Un Paese si regge se tutte le sue parti funzionano al meglio. Da quelle più piccole a quelle più elevate. se scricchiola qualcosa, prima o dopo, quel malessere si espande e mette in ginocchio il tutto.Per prima cosa è indispensabile che la società civile, vale a dire i ceti produttori di ricchezza siano all’altezza del compito loro assegnato che, nella parzialità, dovranno perciò perseguire gl’interessi che li animano.

Val la pena, però, ricordare che costoro dovranno eticamente seguire le norme giuridiche. In sostanza, voglio dire che non devono evadere le tasse e nella concorrenza essere leali con chi si trova nella sponda avversa.Le agenzie di formazione dovrebbero essere sempre il fiore all’occhiello del Paese; la scuola, nei suoi diversi gradi, fino all’università, dovrebbe respirare con orgoglio la funzione per la quale è chiamata al dovere. I corpi intermedi, in primis, i partiti, perché il Paese viva al meglio, dovrebbero produrre idee e mantenere sempre alta la dialettica tra le parti. Per fare questo è indispensabile la presenza di una struttura, il cosiddetto partito, capace di attuare l’ideale che la politica ha sempre di mira.

Va persino precisato che tra i corpi intermedi, sindacati, associazione di categoria, in sostanza chi fa gli interessi dei diversi soggetti della società civile, non devono mai demordere. Un Paese, per essere in salute, deve poter contare sempre su questi “avvocati” delle parti. Bene, se questo è il modello, va ricordato che, allo stato attuale, l’Italia si scosti paurosamente dello stesso. Non c’è uno di quei segmenti elencati in precedenza, che possa dire di essere in piena salute. Adesso, ad onor del vero, non ho citato lo Stato, ma va da se che lo Stato è l’insieme di tutte quelle parti e può essere l’equivalente del Paese. Uno Stato e un Paese all’altezza dei compiti presenta una fisiologia del suo corpo in ottima salute.

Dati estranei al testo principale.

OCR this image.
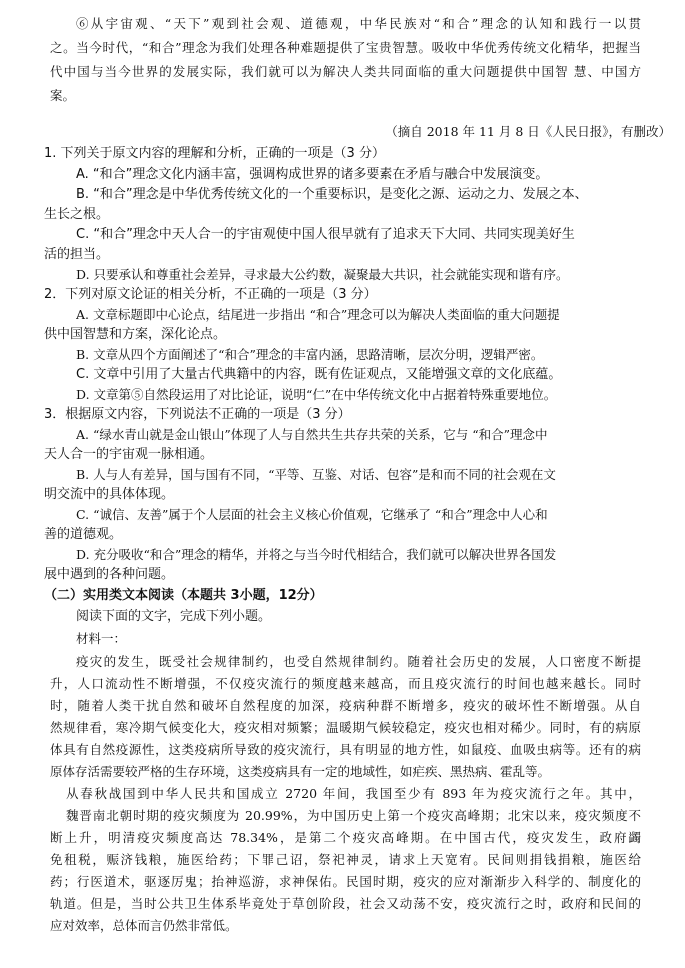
⑥从宇宙观、“天下”观到社会观、道德观，中华民族对“和合”理念的认知和践行一以贯
之。当今时代，“和合”理念为我们处理各种难题提供了宝贵智慧。吸收中华优秀传统文化精华，把握当
代中国与当今世界的发展实际，我们就可以为解决人类共同面临的重大问题提供中国智 慧、中国方
案。
（摘自 2018 年 11 月 8 日《人民日报》，有删改）
1. 下列关于原文内容的理解和分析，正确的一项是（3 分）
A. “和合”理念文化内涵丰富，强调构成世界的诸多要素在矛盾与融合中发展演变。
B. “和合”理念是中华优秀传统文化的一个重要标识，是变化之源、运动之力、发展之本、
生长之根。
C. “和合”理念中天人合一的宇宙观使中国人很早就有了追求天下大同、共同实现美好生
活的担当。
D. 只要承认和尊重社会差异，寻求最大公约数，凝聚最大共识，社会就能实现和谐有序。
2．下列对原文论证的相关分析，不正确的一项是（3 分）
A. 文章标题即中心论点，结尾进一步指出 “和合”理念可以为解决人类面临的重大问题提
供中国智慧和方案，深化论点。
B. 文章从四个方面阐述了“和合”理念的丰富内涵，思路清晰，层次分明，逻辑严密。
C. 文章中引用了大量古代典籍中的内容，既有佐证观点，又能增强文章的文化底蕴。
D. 文章第⑤自然段运用了对比论证，说明“仁”在中华传统文化中占据着特殊重要地位。
3．根据原文内容，下列说法不正确的一项是（3 分）
A. “绿水青山就是金山银山”体现了人与自然共生共存共荣的关系，它与 “和合”理念中
天人合一的宇宙观一脉相通。
B. 人与人有差异，国与国有不同，“平等、互鉴、对话、包容”是和而不同的社会观在文
明交流中的具体体现。
C. “诚信、友善”属于个人层面的社会主义核心价值观，它继承了 “和合”理念中人心和
善的道德观。
D. 充分吸收“和合”理念的精华，并将之与当今时代相结合，我们就可以解决世界各国发
展中遇到的各种问题。
（二）实用类文本阅读（本题共 3小题，12分）
阅读下面的文字，完成下列小题。
材料一：
疫灾的发生，既受社会规律制约，也受自然规律制约。随着社会历史的发展，人口密度不断提
升，人口流动性不断增强，不仅疫灾流行的频度越来越高，而且疫灾流行的时间也越来越长。同时
时，随着人类干扰自然和破坏自然程度的加深，疫病种群不断增多，疫灾的破坏性不断增强。从自
然规律看，寒冷期气候变化大，疫灾相对频繁；温暖期气候较稳定，疫灾也相对稀少。同时，有的病原
体具有自然疫源性，这类疫病所导致的疫灾流行，具有明显的地方性，如鼠疫、血吸虫病等。还有的病
原体存活需要较严格的生存环境，这类疫病具有一定的地域性，如疟疾、黑热病、霍乱等。
从春秋战国到中华人民共和国成立 2720 年间，我国至少有 893 年为疫灾流行之年。其中，
魏晋南北朝时期的疫灾频度为 20.99%，为中国历史上第一个疫灾高峰期；北宋以来，疫灾频度不
断上升，明清疫灾频度高达 78.34%，是第二个疫灾高峰期。在中国古代，疫灾发生，政府蠲
免租税，赈济钱粮，施医给药；下罪己诏，祭祀神灵，请求上天宽宥。民间则捐钱捐粮，施医给
药；行医道术，驱逐厉鬼；抬神巡游，求神保佑。民国时期，疫灾的应对渐渐步入科学的、制度化的
轨道。但是，当时公共卫生体系毕竟处于草创阶段，社会又动荡不安，疫灾流行之时，政府和民间的
应对效率，总体而言仍然非常低。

Sarà perché mi porto una malattia da cinquant’anni, quella che mette in primo piano la politica, ma non stento a credere che sia questo l’indicatore più interessante da decifrare per capire com’è oggi l’Italia. Non voglio, quindi, soffermarmi sulle diverse articolazioni della società ma mettere in luce il malanno che colpisce il terreno per me elettivo: i partiti in Italia.Dall’avvento di Berlusconi si era capito che qualcosa cambiava: il partito diventava una proprietà; nulla di peggiore poteva capitare. Il partito non può essere mai una azienda. L’involuzione del Pd è sotto gli occhi di tutti. L’unico vero partito, quello che raccoglieva i due assi centrali della storia italiana, aveva il compito di mantenere vivo l’impianto di Aldo Moro e di Enrico Berlinguer. Con Veltroni si è voluto, fin dall’inizio, renderlo leggero, friabile e volatile. Oggi le conclusioni le potete trarre voi.

Ad essere sinceri, l’unico partito che si possa dire tale è il partito di Salvini. Qui, però, ci sarebbero parecchie critiche da muovere. Le riserveremo per una prossima puntata. Dei 5Stelle i sociologi potrebbero dire che sono una zattera con qualche foro di troppo e soprattutto, trainata dalla famiglia Casaleggio e, pur mutando le proporzioni, il modello non è poi diverso da quello berlusconiano.

Dentro questo orizzonte, sarà difficile proseguire. Prenderne atto è un dovere. Illuminarne i limiti è una necessità. Trovare una via di uscita è l’ideale a cui tutti noi siamo chiamati a rispondere.